Publications

Zhu, H; Cheng, TH; Li, XY; Ye, XT (2022). Comparison and evaluation of multiple satellite aerosol products over China in different scenarios under a unified criterion: Preparation for consistent and high-quality dataset construction. ATMOSPHERIC RESEARCH, 279, 106374.

Abstract
Aerosol optical depth (AOD) products provided by satellite sensors are widely used in climate modeling and climate change research. However, inconsistencies between products can cause large biases. It is necessary to integrate multiple satellite aerosol products to produce a consistent and high-quality aerosol record that satisfies the requirements of climate research users.
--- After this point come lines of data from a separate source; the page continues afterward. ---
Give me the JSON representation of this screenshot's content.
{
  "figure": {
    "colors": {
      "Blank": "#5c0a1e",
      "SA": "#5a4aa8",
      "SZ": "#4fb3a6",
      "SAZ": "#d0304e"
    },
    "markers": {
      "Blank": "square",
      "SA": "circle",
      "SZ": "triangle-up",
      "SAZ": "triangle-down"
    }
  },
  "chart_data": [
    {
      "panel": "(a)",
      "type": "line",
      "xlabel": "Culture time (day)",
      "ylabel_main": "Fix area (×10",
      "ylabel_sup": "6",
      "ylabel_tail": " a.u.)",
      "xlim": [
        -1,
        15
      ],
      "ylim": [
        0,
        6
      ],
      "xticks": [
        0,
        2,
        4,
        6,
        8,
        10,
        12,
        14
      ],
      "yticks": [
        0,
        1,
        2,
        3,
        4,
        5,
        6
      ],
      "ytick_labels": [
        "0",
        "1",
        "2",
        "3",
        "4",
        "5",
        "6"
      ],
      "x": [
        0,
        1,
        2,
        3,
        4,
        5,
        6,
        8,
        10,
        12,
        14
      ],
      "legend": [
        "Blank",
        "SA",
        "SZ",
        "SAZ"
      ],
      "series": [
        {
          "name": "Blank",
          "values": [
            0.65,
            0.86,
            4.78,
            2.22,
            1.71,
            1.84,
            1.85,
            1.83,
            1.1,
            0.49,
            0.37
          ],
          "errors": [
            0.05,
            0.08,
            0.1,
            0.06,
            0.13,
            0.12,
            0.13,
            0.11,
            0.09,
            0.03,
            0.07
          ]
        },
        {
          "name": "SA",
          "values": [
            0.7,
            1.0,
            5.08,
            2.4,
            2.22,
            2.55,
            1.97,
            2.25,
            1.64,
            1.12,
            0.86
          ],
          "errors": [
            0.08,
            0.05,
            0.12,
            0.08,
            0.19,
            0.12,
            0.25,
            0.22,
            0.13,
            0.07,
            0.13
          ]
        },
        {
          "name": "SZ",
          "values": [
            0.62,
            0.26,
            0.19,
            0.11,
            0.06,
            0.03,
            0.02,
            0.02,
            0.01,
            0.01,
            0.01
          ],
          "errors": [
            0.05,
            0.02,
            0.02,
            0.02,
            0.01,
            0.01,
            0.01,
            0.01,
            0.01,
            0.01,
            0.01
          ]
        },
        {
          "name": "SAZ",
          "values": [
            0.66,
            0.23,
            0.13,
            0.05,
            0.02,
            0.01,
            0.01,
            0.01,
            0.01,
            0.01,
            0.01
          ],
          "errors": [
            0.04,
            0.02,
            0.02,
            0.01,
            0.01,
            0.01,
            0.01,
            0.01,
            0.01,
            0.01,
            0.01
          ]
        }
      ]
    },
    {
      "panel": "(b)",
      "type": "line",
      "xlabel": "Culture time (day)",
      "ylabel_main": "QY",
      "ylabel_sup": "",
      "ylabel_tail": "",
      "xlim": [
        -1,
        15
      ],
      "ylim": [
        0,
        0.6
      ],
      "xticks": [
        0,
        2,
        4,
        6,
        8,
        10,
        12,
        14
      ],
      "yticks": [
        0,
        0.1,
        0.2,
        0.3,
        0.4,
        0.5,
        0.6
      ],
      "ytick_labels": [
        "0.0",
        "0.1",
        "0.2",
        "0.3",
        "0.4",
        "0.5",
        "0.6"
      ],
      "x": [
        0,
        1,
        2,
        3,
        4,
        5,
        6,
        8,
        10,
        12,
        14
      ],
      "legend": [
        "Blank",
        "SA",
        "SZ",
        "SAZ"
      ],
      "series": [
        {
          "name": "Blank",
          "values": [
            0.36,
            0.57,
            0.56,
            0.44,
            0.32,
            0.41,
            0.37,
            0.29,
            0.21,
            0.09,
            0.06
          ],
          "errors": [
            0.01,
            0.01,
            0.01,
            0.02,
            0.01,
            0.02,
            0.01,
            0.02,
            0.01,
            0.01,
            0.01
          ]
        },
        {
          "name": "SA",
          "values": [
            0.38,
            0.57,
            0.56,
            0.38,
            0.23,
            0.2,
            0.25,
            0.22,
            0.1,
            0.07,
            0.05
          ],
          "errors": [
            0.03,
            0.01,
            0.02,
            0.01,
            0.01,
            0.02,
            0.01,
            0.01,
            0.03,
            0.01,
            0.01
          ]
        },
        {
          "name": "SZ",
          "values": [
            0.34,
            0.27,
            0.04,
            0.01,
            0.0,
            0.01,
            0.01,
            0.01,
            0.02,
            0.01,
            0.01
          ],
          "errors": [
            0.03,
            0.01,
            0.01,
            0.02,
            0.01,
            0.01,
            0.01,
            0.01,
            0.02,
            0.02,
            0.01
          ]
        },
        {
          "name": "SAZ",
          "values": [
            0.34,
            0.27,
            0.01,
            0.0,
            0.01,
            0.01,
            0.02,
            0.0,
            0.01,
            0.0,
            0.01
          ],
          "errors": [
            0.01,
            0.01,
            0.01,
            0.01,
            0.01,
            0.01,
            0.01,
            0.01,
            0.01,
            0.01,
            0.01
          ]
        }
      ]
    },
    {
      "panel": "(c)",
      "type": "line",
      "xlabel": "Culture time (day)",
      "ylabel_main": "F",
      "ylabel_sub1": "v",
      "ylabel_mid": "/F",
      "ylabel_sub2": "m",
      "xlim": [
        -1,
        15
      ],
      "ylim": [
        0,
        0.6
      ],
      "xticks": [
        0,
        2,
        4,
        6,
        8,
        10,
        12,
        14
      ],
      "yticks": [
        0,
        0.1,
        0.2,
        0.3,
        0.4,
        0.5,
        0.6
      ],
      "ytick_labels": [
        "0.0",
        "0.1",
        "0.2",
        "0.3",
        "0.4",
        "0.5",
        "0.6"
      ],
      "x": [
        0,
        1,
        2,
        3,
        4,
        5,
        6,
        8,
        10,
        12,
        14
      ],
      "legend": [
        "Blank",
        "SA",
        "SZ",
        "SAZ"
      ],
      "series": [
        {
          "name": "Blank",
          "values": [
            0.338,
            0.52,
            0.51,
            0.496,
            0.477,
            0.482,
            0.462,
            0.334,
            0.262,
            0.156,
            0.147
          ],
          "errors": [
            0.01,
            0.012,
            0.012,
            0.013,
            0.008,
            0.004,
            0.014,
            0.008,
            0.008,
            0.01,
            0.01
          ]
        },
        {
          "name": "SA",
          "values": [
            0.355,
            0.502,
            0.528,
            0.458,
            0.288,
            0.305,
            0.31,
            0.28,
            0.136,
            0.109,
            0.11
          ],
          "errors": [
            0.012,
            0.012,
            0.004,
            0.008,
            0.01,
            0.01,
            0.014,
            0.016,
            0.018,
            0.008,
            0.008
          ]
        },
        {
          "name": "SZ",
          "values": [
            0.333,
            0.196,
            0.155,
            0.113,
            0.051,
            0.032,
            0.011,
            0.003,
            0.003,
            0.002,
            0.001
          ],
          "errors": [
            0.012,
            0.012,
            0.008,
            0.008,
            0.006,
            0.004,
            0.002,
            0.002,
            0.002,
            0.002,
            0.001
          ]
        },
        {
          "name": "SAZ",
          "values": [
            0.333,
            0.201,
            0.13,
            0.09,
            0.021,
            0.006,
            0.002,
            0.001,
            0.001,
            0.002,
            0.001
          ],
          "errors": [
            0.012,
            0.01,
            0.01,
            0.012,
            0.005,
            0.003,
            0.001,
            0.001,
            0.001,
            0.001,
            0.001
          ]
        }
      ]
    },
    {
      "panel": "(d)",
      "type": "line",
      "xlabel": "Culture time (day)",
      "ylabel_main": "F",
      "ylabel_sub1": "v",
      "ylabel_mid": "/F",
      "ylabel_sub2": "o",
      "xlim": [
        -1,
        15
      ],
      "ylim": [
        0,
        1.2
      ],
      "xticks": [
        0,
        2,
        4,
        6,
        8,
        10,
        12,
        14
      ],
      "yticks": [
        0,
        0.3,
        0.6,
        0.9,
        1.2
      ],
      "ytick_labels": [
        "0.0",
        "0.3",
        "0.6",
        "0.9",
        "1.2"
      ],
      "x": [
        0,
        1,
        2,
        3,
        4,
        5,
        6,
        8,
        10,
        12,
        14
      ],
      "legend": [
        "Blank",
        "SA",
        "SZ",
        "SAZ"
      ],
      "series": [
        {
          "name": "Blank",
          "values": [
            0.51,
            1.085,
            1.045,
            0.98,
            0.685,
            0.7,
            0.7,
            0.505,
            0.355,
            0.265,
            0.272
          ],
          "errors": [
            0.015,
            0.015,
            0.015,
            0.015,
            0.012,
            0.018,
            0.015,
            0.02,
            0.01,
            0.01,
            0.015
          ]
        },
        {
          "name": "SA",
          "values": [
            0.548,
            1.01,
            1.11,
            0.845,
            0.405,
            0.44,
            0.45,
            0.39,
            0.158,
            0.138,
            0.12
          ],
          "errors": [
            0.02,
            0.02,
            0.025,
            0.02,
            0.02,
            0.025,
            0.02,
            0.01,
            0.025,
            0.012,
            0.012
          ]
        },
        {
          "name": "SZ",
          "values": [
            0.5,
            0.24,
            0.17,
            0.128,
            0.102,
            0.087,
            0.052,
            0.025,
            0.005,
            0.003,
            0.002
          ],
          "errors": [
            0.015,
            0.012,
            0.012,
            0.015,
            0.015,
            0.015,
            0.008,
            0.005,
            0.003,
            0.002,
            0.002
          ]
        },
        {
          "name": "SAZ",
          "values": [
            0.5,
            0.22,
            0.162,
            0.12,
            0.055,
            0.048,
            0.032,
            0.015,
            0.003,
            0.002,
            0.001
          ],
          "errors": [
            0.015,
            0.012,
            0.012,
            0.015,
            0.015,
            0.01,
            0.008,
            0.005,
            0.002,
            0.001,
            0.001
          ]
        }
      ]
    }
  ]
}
To effectively combine the advantages of different datasets, their performance under different conditions needs to be compared during overlapping periods using uniform methods and criteria. Based on Aerosol Robotic Network (AERONET) measurements from 2019 to 2021, this study is the first to systematically compare the accuracy of 16 publicly released products from multiple satellite sensors in China under various scenarios using the same criteria to support the construction of a harmonized and highquality dataset. Compared with AERONET AOD, the average retrieval percentage of 16 products satisfying the Global Climate Observing System (GCOS) accuracy requirement is 26.51%, with MISR and VIIRS Deep Blue (DB) products exceeding 40%, while MODIS 3 km Dark Target (DT), VIIRS DT, VIIRS Enterprise Processing System (EPS), and Sentinel-3 products are below 20%. By quantifying the accuracy of the products under different surface conditions, aerosol loadings, and particle size types, the accuracy ranking matrix of 16 products under different scenarios is established to provide a priori knowledge for the construction of a merged dataset. Finally, AOD products from October 2020 are merged based on the accuracy ranking matrix. The merged results show that, compared to the commonly used MODIS DT product, the percentage of retrievals satisfying GCOS requirement is improved by 22.55%, the correlation coefficient and mean absolute error are also improved, and the national average AOD coverage increases from 22.18% to 47.73%. These results are expected to provide guidance for the construction of high-quality datasets and the application of satellite aerosol products in climate research.

DOI:
10.1016/j.atmosres.2022.106374

ISSN:
1873-2895